Quan, Reid and fellow council member Ignacio De La Fuente all said Handa looked ill at the council's meeting the night of Dec. 20.

Quan said, "I was concerned about his health at the last council meeting."

Reid said, "He looked so bad that I offered to take him to the hospital but he said he was taking Theraflu (a cough medicine)."

He said Handa had lost weight and it looked like he had pneumonia but Handa insisted that he would be OK.

De La Fuente said Handa "looked ill" and didn't get up from the press table when he addressed the council, something he did at most council meetings, crossing the line between reporting and advocacy.

Instead, Handa was handed a microphone and remained seated while he spoke to the council.

Reid said he often disagreed with Handa "but we were still friends and could still talk afterward."

He said Handa "would drive us all crazy" but he respected Handa because he was a zealous advocate for open government.

AC Transit Director Christian Peeples, who has known Handa for more than 20 years, said Handa was one of the Bay Area's greatest advocates for open government, along with San Francisco Bay Guardian editor and publisher Bruce Brugmann and Terry Francke, the executive director of the First Amendment Project.

"He was somewhat obsessed with bureaucracy and governance and knew more stuff than almost anybody," Peeples said.

He said he first heard about Handa in the late 1980s when he covered Emeryville and had a newsletter, which was faxed weekly, called "The Five-Minute Report."

After a few years Handa moved on to Oakland and launched, "The Six-Minute Report," which covered Oakland, Peeples said.

He said he considered Handa to be a friend even though he was the landlord for Handa's two-bedroom apartment on Howe Street and Handa stopped paying rent for a long time.

Peeples said he filed a legal action against Handa but didn't aggressively pursue the matter, partly because Handa was a friend and partly because he thought Handa "could be very troublesome" since he knew so much about city government and city laws.

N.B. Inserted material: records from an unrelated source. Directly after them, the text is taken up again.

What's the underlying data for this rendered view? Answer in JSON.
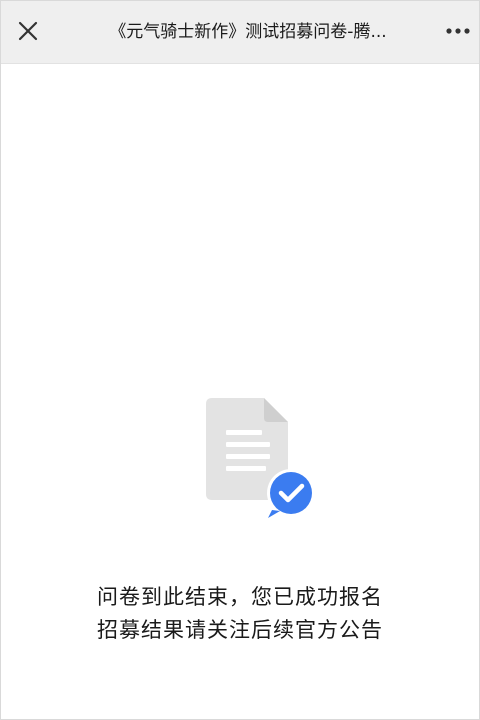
{
  "header": {
    "title": "《元气骑士新作》测试招募问卷-腾...",
    "close_icon": "close-icon",
    "more_icon": "more-icon"
  },
  "main": {
    "illustration": {
      "icon": "document-check-icon",
      "check_color": "#3b7cf0",
      "doc_color": "#e6e6e6"
    },
    "message_line1": "问卷到此结束，您已成功报名",
    "message_line2": "招募结果请关注后续官方公告"
  },
  "colors": {
    "topbar_bg": "#efefef",
    "accent": "#3b7cf0"
  }
}
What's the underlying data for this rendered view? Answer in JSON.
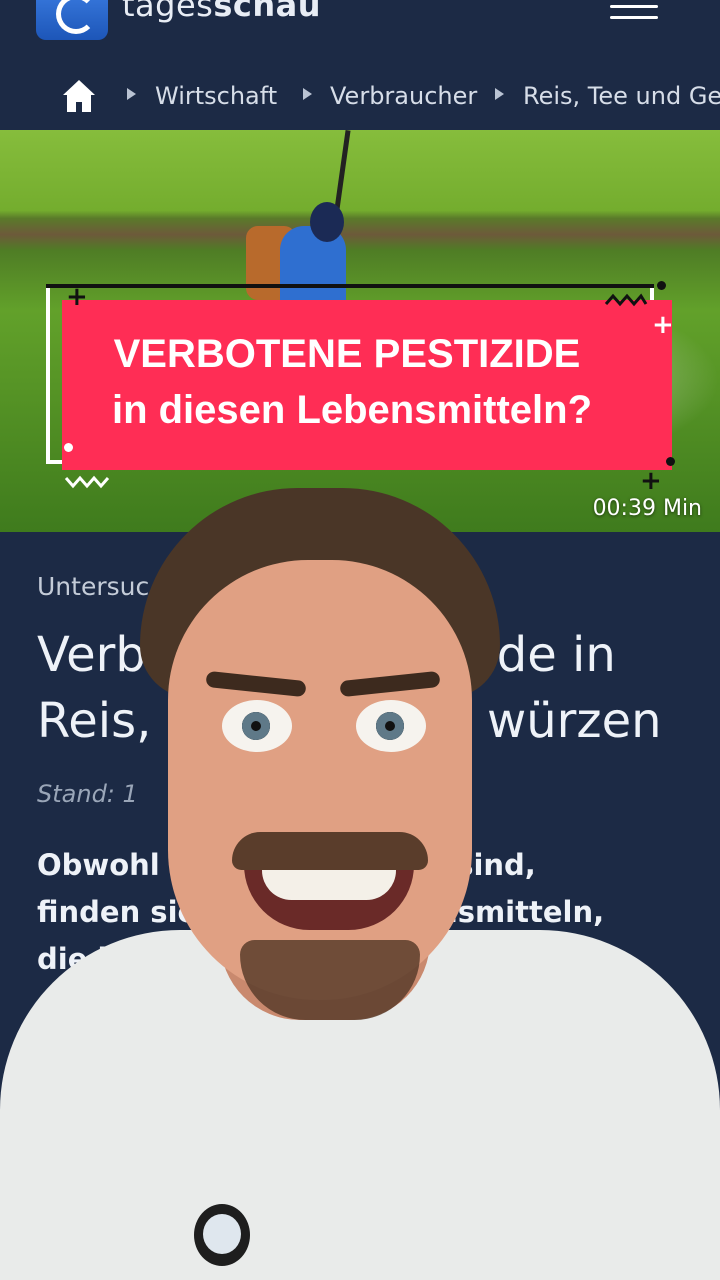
{
  "header": {
    "brand_light": "tages",
    "brand_bold": "schau"
  },
  "breadcrumb": {
    "items": [
      "Wirtschaft",
      "Verbraucher",
      "Reis, Tee und Gew"
    ]
  },
  "hero": {
    "duration": "00:39 Min"
  },
  "banner": {
    "line1": "VERBOTENE PESTIZIDE",
    "line2": "in diesen Lebensmitteln?"
  },
  "article": {
    "kicker": "Untersuc",
    "headline_line1": "Verb                       de in",
    "headline_line2": "Reis,                      würzen",
    "stand": "Stand: 1",
    "teaser_line1": "Obwohl                       ten sind,",
    "teaser_line2": "finden sic                    bensmitteln,",
    "teaser_line3": "die in E                        n. Das zeigt"
  },
  "colors": {
    "header_bg": "#1c2a45",
    "banner_red": "#ff2d55"
  }
}
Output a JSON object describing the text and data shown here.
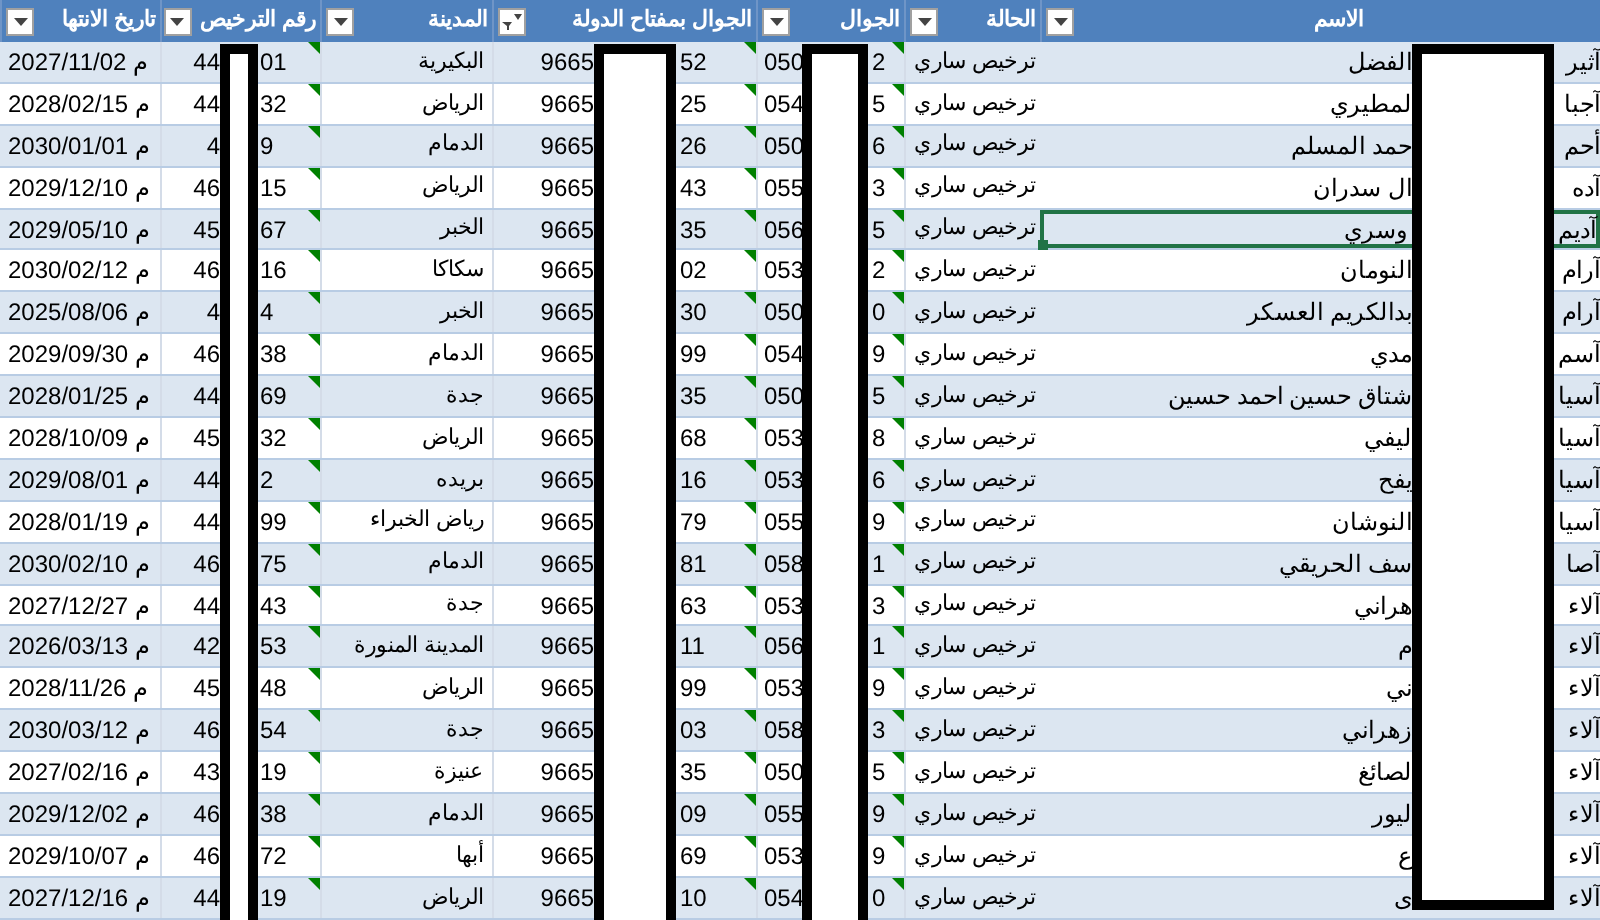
{
  "columns": [
    {
      "label": "الاسم",
      "kind": "dropdown"
    },
    {
      "label": "الحالة",
      "kind": "dropdown"
    },
    {
      "label": "الجوال",
      "kind": "dropdown"
    },
    {
      "label": "الجوال بمفتاح الدولة",
      "kind": "filter"
    },
    {
      "label": "المدينة",
      "kind": "dropdown"
    },
    {
      "label": "رقم الترخيص",
      "kind": "dropdown"
    },
    {
      "label": "تاريخ الانتها",
      "kind": "dropdown"
    }
  ],
  "rows": [
    {
      "name": [
        "آثير",
        "الفضل"
      ],
      "selected": false,
      "status": "ترخيص ساري",
      "mobile": [
        "2",
        "050"
      ],
      "intl": [
        "52",
        "9665"
      ],
      "city": "البكيرية",
      "license": [
        "01",
        "44"
      ],
      "date": "2027/11/02 م"
    },
    {
      "name": [
        "آجبا",
        "لمطيري"
      ],
      "selected": false,
      "status": "ترخيص ساري",
      "mobile": [
        "5",
        "054"
      ],
      "intl": [
        "25",
        "9665"
      ],
      "city": "الرياض",
      "license": [
        "32",
        "44"
      ],
      "date": "2028/02/15 م"
    },
    {
      "name": [
        "أحم",
        "حمد المسلم"
      ],
      "selected": false,
      "status": "ترخيص ساري",
      "mobile": [
        "6",
        "050"
      ],
      "intl": [
        "26",
        "9665"
      ],
      "city": "الدمام",
      "license": [
        "9",
        "4"
      ],
      "date": "2030/01/01 م"
    },
    {
      "name": [
        "آده",
        "ال سدران"
      ],
      "selected": false,
      "status": "ترخيص ساري",
      "mobile": [
        "3",
        "055"
      ],
      "intl": [
        "43",
        "9665"
      ],
      "city": "الرياض",
      "license": [
        "15",
        "46"
      ],
      "date": "2029/12/10 م"
    },
    {
      "name": [
        "آديم",
        "وسري"
      ],
      "selected": true,
      "status": "ترخيص ساري",
      "mobile": [
        "5",
        "056"
      ],
      "intl": [
        "35",
        "9665"
      ],
      "city": "الخبر",
      "license": [
        "67",
        "45"
      ],
      "date": "2029/05/10 م"
    },
    {
      "name": [
        "آرام",
        "النومان"
      ],
      "selected": false,
      "status": "ترخيص ساري",
      "mobile": [
        "2",
        "053"
      ],
      "intl": [
        "02",
        "9665"
      ],
      "city": "سكاكا",
      "license": [
        "16",
        "46"
      ],
      "date": "2030/02/12 م"
    },
    {
      "name": [
        "آرام",
        "بدالكريم العسكر"
      ],
      "selected": false,
      "status": "ترخيص ساري",
      "mobile": [
        "0",
        "050"
      ],
      "intl": [
        "30",
        "9665"
      ],
      "city": "الخبر",
      "license": [
        "4",
        "4"
      ],
      "date": "2025/08/06 م"
    },
    {
      "name": [
        "آسم",
        "مدي"
      ],
      "selected": false,
      "status": "ترخيص ساري",
      "mobile": [
        "9",
        "054"
      ],
      "intl": [
        "99",
        "9665"
      ],
      "city": "الدمام",
      "license": [
        "38",
        "46"
      ],
      "date": "2029/09/30 م"
    },
    {
      "name": [
        "آسيا",
        "شتاق حسين احمد حسين"
      ],
      "selected": false,
      "status": "ترخيص ساري",
      "mobile": [
        "5",
        "050"
      ],
      "intl": [
        "35",
        "9665"
      ],
      "city": "جدة",
      "license": [
        "69",
        "44"
      ],
      "date": "2028/01/25 م"
    },
    {
      "name": [
        "آسيا",
        "ليفي"
      ],
      "selected": false,
      "status": "ترخيص ساري",
      "mobile": [
        "8",
        "053"
      ],
      "intl": [
        "68",
        "9665"
      ],
      "city": "الرياض",
      "license": [
        "32",
        "45"
      ],
      "date": "2028/10/09 م"
    },
    {
      "name": [
        "آسيا",
        "يفح"
      ],
      "selected": false,
      "status": "ترخيص ساري",
      "mobile": [
        "6",
        "053"
      ],
      "intl": [
        "16",
        "9665"
      ],
      "city": "بريده",
      "license": [
        "2",
        "44"
      ],
      "date": "2029/08/01 م"
    },
    {
      "name": [
        "آسيا",
        "النوشان"
      ],
      "selected": false,
      "status": "ترخيص ساري",
      "mobile": [
        "9",
        "055"
      ],
      "intl": [
        "79",
        "9665"
      ],
      "city": "رياض الخبراء",
      "license": [
        "99",
        "44"
      ],
      "date": "2028/01/19 م"
    },
    {
      "name": [
        "آصا",
        "سف الحريقي"
      ],
      "selected": false,
      "status": "ترخيص ساري",
      "mobile": [
        "1",
        "058"
      ],
      "intl": [
        "81",
        "9665"
      ],
      "city": "الدمام",
      "license": [
        "75",
        "46"
      ],
      "date": "2030/02/10 م"
    },
    {
      "name": [
        "آلاء",
        "هراني"
      ],
      "selected": false,
      "status": "ترخيص ساري",
      "mobile": [
        "3",
        "053"
      ],
      "intl": [
        "63",
        "9665"
      ],
      "city": "جدة",
      "license": [
        "43",
        "44"
      ],
      "date": "2027/12/27 م"
    },
    {
      "name": [
        "آلاء",
        "م"
      ],
      "selected": false,
      "status": "ترخيص ساري",
      "mobile": [
        "1",
        "056"
      ],
      "intl": [
        "11",
        "9665"
      ],
      "city": "المدينة المنورة",
      "license": [
        "53",
        "42"
      ],
      "date": "2026/03/13 م"
    },
    {
      "name": [
        "آلاء",
        "ني"
      ],
      "selected": false,
      "status": "ترخيص ساري",
      "mobile": [
        "9",
        "053"
      ],
      "intl": [
        "99",
        "9665"
      ],
      "city": "الرياض",
      "license": [
        "48",
        "45"
      ],
      "date": "2028/11/26 م"
    },
    {
      "name": [
        "آلاء",
        "زهراني"
      ],
      "selected": false,
      "status": "ترخيص ساري",
      "mobile": [
        "3",
        "058"
      ],
      "intl": [
        "03",
        "9665"
      ],
      "city": "جدة",
      "license": [
        "54",
        "46"
      ],
      "date": "2030/03/12 م"
    },
    {
      "name": [
        "آلاء",
        "لصائغ"
      ],
      "selected": false,
      "status": "ترخيص ساري",
      "mobile": [
        "5",
        "050"
      ],
      "intl": [
        "35",
        "9665"
      ],
      "city": "عنيزة",
      "license": [
        "19",
        "43"
      ],
      "date": "2027/02/16 م"
    },
    {
      "name": [
        "آلاء",
        "ليور"
      ],
      "selected": false,
      "status": "ترخيص ساري",
      "mobile": [
        "9",
        "055"
      ],
      "intl": [
        "09",
        "9665"
      ],
      "city": "الدمام",
      "license": [
        "38",
        "46"
      ],
      "date": "2029/12/02 م"
    },
    {
      "name": [
        "آلاء",
        "ع"
      ],
      "selected": false,
      "status": "ترخيص ساري",
      "mobile": [
        "9",
        "053"
      ],
      "intl": [
        "69",
        "9665"
      ],
      "city": "أبها",
      "license": [
        "72",
        "46"
      ],
      "date": "2029/10/07 م"
    },
    {
      "name": [
        "آلاء",
        "ى"
      ],
      "selected": false,
      "status": "ترخيص ساري",
      "mobile": [
        "0",
        "054"
      ],
      "intl": [
        "10",
        "9665"
      ],
      "city": "الرياض",
      "license": [
        "19",
        "44"
      ],
      "date": "2027/12/16 م"
    }
  ]
}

"Our relationship was strained but I still had huge admiration for him," Peeples said.

De La Fuente said, "We disagreed a lot but he served a purpose" in fighting for open government.

However, De La Fuente said, "I never considered him a traditional reporter but instead more of an advocate," both for open government and for candidates he favored.

Reid agreed that Handa blurred the line between being a reporter and being an advocate by speaking on numerous agenda items at council meetings and then writing about the meetings afterward.

"Sanjiv was difficult, but he was a good person," Reid said.